Lower course of the Grand Portage river (24.8 km segment)

- 6.8 km to the northeast, forming a large curve to the northwest to go around a mountain with steep cliffs (southeast side of the river), forming a hook to the 'east, by collecting the discharge (coming from the south-east) of the lake of Chaland, by collecting the discharge (coming from the west) of the lake Laramée, and curving towards the east to circumvent a mountain, until the confluence of the Grand Portage South-East River (coming from the south);
- 18.0 km northward in a sometimes steep-sided valley, forming a few large irregular coils in the middle of the segment where it crosses areas of marshes, and cutting the route 167 at the end of the segment, up to its mouth.

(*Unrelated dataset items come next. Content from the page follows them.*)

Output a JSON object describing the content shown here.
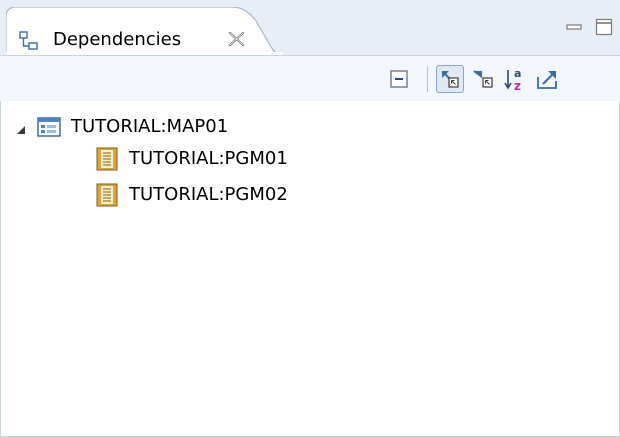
{
  "view": {
    "title": "Dependencies",
    "tab_icon": "hierarchy-icon",
    "close_icon": "close-icon",
    "minimize_icon": "minimize-icon",
    "maximize_icon": "maximize-icon"
  },
  "toolbar": {
    "buttons": [
      {
        "name": "collapse-all-button",
        "icon": "collapse-all-icon",
        "pressed": false
      },
      {
        "name": "show-callers-button",
        "icon": "callers-icon",
        "pressed": true
      },
      {
        "name": "show-callees-button",
        "icon": "callees-icon",
        "pressed": false
      },
      {
        "name": "sort-alphabetically-button",
        "icon": "sort-az-icon",
        "pressed": false
      },
      {
        "name": "export-button",
        "icon": "export-icon",
        "pressed": false
      }
    ]
  },
  "tree": {
    "root": {
      "label": "TUTORIAL:MAP01",
      "icon": "map-icon",
      "expanded": true,
      "children": [
        {
          "label": "TUTORIAL:PGM01",
          "icon": "program-icon"
        },
        {
          "label": "TUTORIAL:PGM02",
          "icon": "program-icon"
        }
      ]
    }
  },
  "colors": {
    "tab_strip": "#e7eef6",
    "toolbar": "#f3f6fa",
    "border": "#c8d3df",
    "accent": "#3a6ea5"
  }
}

The Grand Portage river empties on the southwest bank of the Chigoubiche River, opposite the railway. This confluence is located at:
- 5.3 km east of Chigoubiche Lake;
- 20.2 km south-west of the mouth of the Chigoubiche River;
- 77.9 km northwest of downtown Saint-Félicien.

From the mouth of the Grand Portage river, the current descends the course of the Chigoubiche river on 46.2 km, the course of the Ashuapmushuan river on 59.8 km, then cross lac Saint-Jean east on 41.1 km (i.e. its full length), take the course of the Saguenay River via la Petite Décharge on 172.3 km east to Tadoussac where it meets the estuary of Saint Lawrence.

== Toponymy ==
The toponym "rivière du Grand Portage" was made official on December 5, 1968, at the Place Names Bank of the Commission de toponymie du Québec.